Chemistry

In 9th grade in high school, my "home" teacher was our chemistry teacher. I can't remember her name, but I can clearly see this short and plump lady cheerfully rolling into the classroom with absolutely no desire to teach chemistry to the just-as-disinterested students in the room. We were bored with anything school related. She, on the other hand, was on a mission. A nationally ranked bridge player, our chemistry teacher had only one thing in mind--to turn all her students into bridge enthusiasts. Her project was a total success. By the middle of the school year, my classmates skipped recess and free (and not so free) periods, moved around tables and, arranged into groups of four, hovered completely absorbed over their sets of cards. I never took to bridge. I did not learn the game, nor did I learn any chemistry. 

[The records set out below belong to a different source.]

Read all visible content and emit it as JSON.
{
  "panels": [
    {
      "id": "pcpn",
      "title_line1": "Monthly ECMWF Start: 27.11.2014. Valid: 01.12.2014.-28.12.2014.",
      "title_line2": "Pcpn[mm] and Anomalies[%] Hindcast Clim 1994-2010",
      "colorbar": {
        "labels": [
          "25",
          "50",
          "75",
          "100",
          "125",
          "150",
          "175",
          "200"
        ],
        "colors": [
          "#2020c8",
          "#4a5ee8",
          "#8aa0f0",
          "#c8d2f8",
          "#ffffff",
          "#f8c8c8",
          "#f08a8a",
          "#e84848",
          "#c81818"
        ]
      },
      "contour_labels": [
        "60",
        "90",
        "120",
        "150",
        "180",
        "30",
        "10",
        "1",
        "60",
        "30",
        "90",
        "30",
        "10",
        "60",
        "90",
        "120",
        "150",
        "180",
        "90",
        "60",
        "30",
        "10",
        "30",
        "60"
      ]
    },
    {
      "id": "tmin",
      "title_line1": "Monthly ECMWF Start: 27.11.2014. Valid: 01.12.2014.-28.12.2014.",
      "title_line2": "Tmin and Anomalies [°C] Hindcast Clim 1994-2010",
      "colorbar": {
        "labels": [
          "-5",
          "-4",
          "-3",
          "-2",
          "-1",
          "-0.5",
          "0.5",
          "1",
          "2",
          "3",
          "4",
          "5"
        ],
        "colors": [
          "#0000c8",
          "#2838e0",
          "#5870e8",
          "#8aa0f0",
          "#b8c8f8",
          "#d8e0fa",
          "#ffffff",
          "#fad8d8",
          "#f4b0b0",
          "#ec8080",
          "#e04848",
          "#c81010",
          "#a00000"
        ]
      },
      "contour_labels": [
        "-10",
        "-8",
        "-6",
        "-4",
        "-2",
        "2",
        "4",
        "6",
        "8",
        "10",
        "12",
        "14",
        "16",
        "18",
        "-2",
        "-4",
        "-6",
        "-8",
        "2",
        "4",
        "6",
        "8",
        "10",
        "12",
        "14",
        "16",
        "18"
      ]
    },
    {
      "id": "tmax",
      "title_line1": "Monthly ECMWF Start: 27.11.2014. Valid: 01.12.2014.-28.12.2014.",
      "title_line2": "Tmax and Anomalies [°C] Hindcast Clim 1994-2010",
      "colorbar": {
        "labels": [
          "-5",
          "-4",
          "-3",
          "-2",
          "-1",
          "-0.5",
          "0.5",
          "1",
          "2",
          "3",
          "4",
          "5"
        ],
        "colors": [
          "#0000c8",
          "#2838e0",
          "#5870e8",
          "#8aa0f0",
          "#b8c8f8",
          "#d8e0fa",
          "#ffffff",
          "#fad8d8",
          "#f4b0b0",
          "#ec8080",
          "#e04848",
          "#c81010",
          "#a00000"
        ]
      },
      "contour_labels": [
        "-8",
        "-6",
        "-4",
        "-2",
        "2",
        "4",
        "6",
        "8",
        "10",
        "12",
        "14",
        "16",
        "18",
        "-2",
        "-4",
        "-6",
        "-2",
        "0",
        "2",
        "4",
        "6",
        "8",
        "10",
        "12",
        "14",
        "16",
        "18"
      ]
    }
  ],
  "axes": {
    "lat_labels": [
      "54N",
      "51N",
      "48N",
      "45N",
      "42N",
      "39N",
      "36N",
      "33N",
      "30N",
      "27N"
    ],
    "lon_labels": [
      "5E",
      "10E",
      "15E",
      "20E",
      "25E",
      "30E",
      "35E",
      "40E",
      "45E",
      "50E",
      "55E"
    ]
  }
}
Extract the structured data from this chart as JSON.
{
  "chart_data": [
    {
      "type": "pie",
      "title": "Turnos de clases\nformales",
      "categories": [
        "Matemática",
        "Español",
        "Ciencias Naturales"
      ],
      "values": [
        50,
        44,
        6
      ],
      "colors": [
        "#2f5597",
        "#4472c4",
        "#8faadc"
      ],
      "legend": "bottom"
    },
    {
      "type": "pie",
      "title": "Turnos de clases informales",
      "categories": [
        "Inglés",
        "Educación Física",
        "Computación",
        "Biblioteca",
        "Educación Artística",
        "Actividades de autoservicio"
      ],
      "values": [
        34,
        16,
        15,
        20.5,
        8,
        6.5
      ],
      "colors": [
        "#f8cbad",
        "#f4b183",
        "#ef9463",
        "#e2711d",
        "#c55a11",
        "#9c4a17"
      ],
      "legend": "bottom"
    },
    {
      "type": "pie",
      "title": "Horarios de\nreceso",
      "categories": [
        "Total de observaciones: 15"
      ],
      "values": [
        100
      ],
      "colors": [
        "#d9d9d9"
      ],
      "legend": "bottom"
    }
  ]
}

I've always worked in community studios, where the staff is responsible for glazes, so I have limited experience with anything glaze related except the actual dipping of the pot into the glaze bucket. The chemistry of glazes, the process of mixing glazes, testing glazes to achieve specific characteristics, and manipulating glaze responses to various firing environments -- about all these, I gathered over the years bits of information here and there. Glazes that have iron do this...Glazes that have cobalt do that...I wish I could say that I have developed a systematic understanding of the characteristics of the glazes in the studio, so I could use them effectively and creatively. Really, I can barely remember the names of the elements (bridge vs. high school chemistry...)

I like these boxes. The blue and white glazes created a fluid surface and the red a white resulted in a pretty cool speckled surface. What happened here?

People in the studio (Hyde Park Art Center) are always gathering near the shelves where pieces fresh from the kiln are placed. Everyone is excited not only to see their own work, but also all the other glazed pieces. "Oh, look at this one. This is gorgeous, What glaze is it here?.." "This glaze came out very differently from last time..." and so on. People are generous in sharing the combinations they used and there is a communal expansion of our familiarity with the glazes we have in the buckets at the studio--how they work in combinations, the successful and what we should avoid. 

In the two boxes in the pitcures I put a matte white glaze (called Mammo White) over a shiny glaze that tends "to run". Runny glazes are the enemy of the kiln shelf and studio budget. Kiln shelves are expensive and runny glazes melt down the sides of pottery until they stick to shelves and ruin them. Runny glazes have to be used carefully. The blue and red glazes I used for these boxes have harmed many kiln shelves....The white matte glaze is not runny. It is actually very stable. It turns out, as we collectively discovered in our studio, that a combination of the stable white and any of the runny glazes creates a fluid and speckled surface, as if the white is fighting the shiny, pushing up against its tendency to flow down toward the shelf. The opposing forces of the glazes produce beautiful results.  In the vase below, on the other hand, I used a runny glaze alone over the white vase decorated with black slip (a paste of colored clay). There was no opposing force, and the glaze reached the shelf (see the glaze bump on the bottom). I should have known better...

Chemistry -- So it is time for me to begin learning about glazes.  Glazes are made of four basic parts.  Silica is found in the earth and it can turn into glass if heated to 3100 degrees F. That is very high temperature--even ceramic kilns don't get so hot. Then there is a flux material that lowers the melting point of silica, allowing it to turn into a glaze (or glass). There are many flux materials and each behaves differently in the glazing process. It is good to know how various fluxes relate to characteristics of different glazes. The third component is a refractory -- a material that remains strong even in high temperatures and stiffens the glaze, helping it stick to the pot, rather than run down with gravity and ending up on the kiln shelf. Finally, there are materials that give the glaze its color--usually these are metallic oxides and other variations, such as transparent vs. opaque. The interaction between the four components influences the appearance and feel of the glaze. Other factors are also at play--the kiln environment, the chemical composition of the clay body--but clearly it makes sense to know more how the very basic ingredients of glaze interact. I'm on it.